Hobart Airport set to continue its DFO development plan
The proposed $70 million direct factory outlet near Hobart Airport would push through as planned despite looming possibility that its developer Austexx could be entering receivership soon.
The debt-stricken company has been holding talks with its lenders in Melbourne this week and reports were pointing to the likelihood of Austexx being placed into receivership.
However, Hobart Airport's Brett Reiss is undaunted and maintained that the retail development project would be realised as he stressed that 'it's a viable project, there has been good strong interest in it, so we would go ahead with a different developer if that were the situation."
Mr Reiss added that Hobart was fortunate enough to have gained approval from the federal government for the DFO project "and we remain committed to it."

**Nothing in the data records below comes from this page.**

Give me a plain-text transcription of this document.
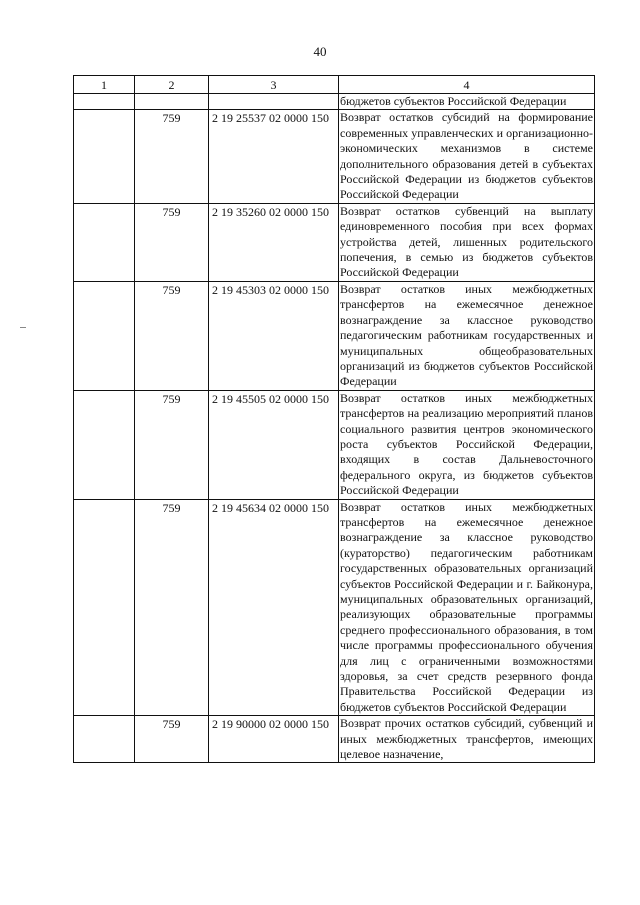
40
1	2	3	4
			бюджетов субъектов Российской Федерации
	759	2 19 25537 02 0000 150	Возврат остатков субсидий на формирование современных управленческих и организационно-экономических механизмов в системе дополнительного образования детей в субъектах Российской Федерации из бюджетов субъектов Российской Федерации
	759	2 19 35260 02 0000 150	Возврат остатков субвенций на выплату единовременного пособия при всех формах устройства детей, лишенных родительского попечения, в семью из бюджетов субъектов Российской Федерации
	759	2 19 45303 02 0000 150	Возврат остатков иных межбюджетных трансфертов на ежемесячное денежное вознаграждение за классное руководство педагогическим работникам государственных и муниципальных общеобразовательных организаций из бюджетов субъектов Российской Федерации
	759	2 19 45505 02 0000 150	Возврат остатков иных межбюджетных трансфертов на реализацию мероприятий планов социального развития центров экономического роста субъектов Российской Федерации, входящих в состав Дальневосточного федерального округа, из бюджетов субъектов Российской Федерации
	759	2 19 45634 02 0000 150	Возврат остатков иных межбюджетных трансфертов на ежемесячное денежное вознаграждение за классное руководство (кураторство) педагогическим работникам государственных образовательных организаций субъектов Российской Федерации и г. Байконура, муниципальных образовательных организаций, реализующих образовательные программы среднего профессионального образования, в том числе программы профессионального обучения для лиц с ограниченными возможностями здоровья, за счет средств резервного фонда Правительства Российской Федерации из бюджетов субъектов Российской Федерации
	759	2 19 90000 02 0000 150	Возврат прочих остатков субсидий, субвенций и иных межбюджетных трансфертов, имеющих целевое назначение,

Also, Tasmania's Chamber of Commerce and Industry has expressed confidence that the development project would go ahead and it would attract enough interest to ensure that sufficient support would be available to finance its completion.
Throwing his support on the project, Chamber representative Robert Wallace urged the people behind the proposed DFO "to make sure that they can pull together not just the land but the finances and the long-term profit that might be in it."
Though the area's retailers' association had voiced out concerns that the project could pose as a direct competition and attract businesses out of Hobart's central business district, Mr Wallace downplayed the perceived threats of the planned DFO as baseless.
Instead, he pointed to clear indications that the Cambridge estate is ripe for further growths within the next 10 to 15 years.